Another intriguing aspect of these hydrogel fibers is that their permeable mesh enables the inclusion of biological targets of interest for detection. For example, the scientists observed that fibers were able to soak SARS-CoV-2 viruses, and by integrating nanoparticles for their binding and detection, shifts in visible light could be observed for detecting the accumulation of viral particles within the fiber.
"When light moving through the fiber encounters living cells, it changes its characteristics depending on cellular density, invasive proliferation, expression of molecules, etc." Guimarães notes. "This light-cell interaction can digitize complex biological events, converting responses such as cancer cell progression in 3D environments and susceptibility to drugs into numbers and data, very fast and without the need for sample destruction."

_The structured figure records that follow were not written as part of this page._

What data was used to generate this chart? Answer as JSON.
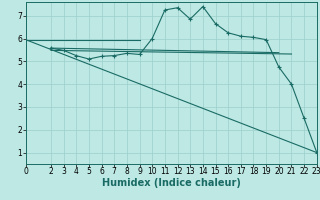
{
  "bg_color": "#bde8e4",
  "grid_color": "#9dcfcb",
  "line_color": "#1a6b65",
  "xlabel": "Humidex (Indice chaleur)",
  "xlabel_fontsize": 7,
  "tick_fontsize": 5.5,
  "xlim": [
    0,
    23
  ],
  "ylim": [
    0.5,
    7.6
  ],
  "yticks": [
    1,
    2,
    3,
    4,
    5,
    6,
    7
  ],
  "xticks": [
    0,
    2,
    3,
    4,
    5,
    6,
    7,
    8,
    9,
    10,
    11,
    12,
    13,
    14,
    15,
    16,
    17,
    18,
    19,
    20,
    21,
    22,
    23
  ],
  "line1_x": [
    2,
    3,
    4,
    5,
    6,
    7,
    8,
    9,
    10,
    11,
    12,
    13,
    14,
    15,
    16,
    17,
    18,
    19,
    20,
    21,
    22,
    23
  ],
  "line1_y": [
    5.58,
    5.48,
    5.25,
    5.1,
    5.22,
    5.25,
    5.35,
    5.3,
    6.0,
    7.25,
    7.35,
    6.85,
    7.4,
    6.65,
    6.25,
    6.1,
    6.05,
    5.95,
    4.75,
    4.0,
    2.5,
    1.0
  ],
  "line2_x": [
    0,
    9
  ],
  "line2_y": [
    5.95,
    5.95
  ],
  "line3_x": [
    2,
    20
  ],
  "line3_y": [
    5.58,
    5.38
  ],
  "line4_x": [
    2,
    21
  ],
  "line4_y": [
    5.48,
    5.32
  ],
  "line5_x": [
    0,
    23
  ],
  "line5_y": [
    5.95,
    1.0
  ]
}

Longitudinal microscopy image of a fully overtaken fiber core, as unchecked cancer growth leads to the formation of a mature fibroid. (Image courtesy of the researchers)
Having demonstrated this approach in principle by showing the ability to study diverse properties of cells, the team is now looking to push the limits of this method. For instance, they are looking into more specific parameters that could help identify complex cell behavior such as cell metabolism and disease progression.
"In the example of cancer, having multi-compartment hydrogel fibers will allow us to obtain multi-cellular environments where more complex biological models of the cancer micro environment, which we now know is very important for metastasis, can be integrated in the fiber to obtain evermore relevant responses, that can approach the living body," Guimarães explains. "We are also excited to use these fibers to mimic different organs and tissue, e.g., brain (neural tissue), heart (contractile muscle) and gastrointestinal track, as well as other endothelial tissues."
"The future of research in the biomedical area will become more and more reliant upon large data sets and machine learning, thus its necessary to find ways to digitize biology to convert living events more efficiently into quantifiable, measurable data," concludes Demirci, who led this study. "The main challenge of tissue engineering relies on creating more simple universal tools that can generate relevant information while maintaining simplicity and affordability. We see this platform as a tool that can expand access to bioengineering, tissue engineering and in vitro 3D modeling to more scientist around the world."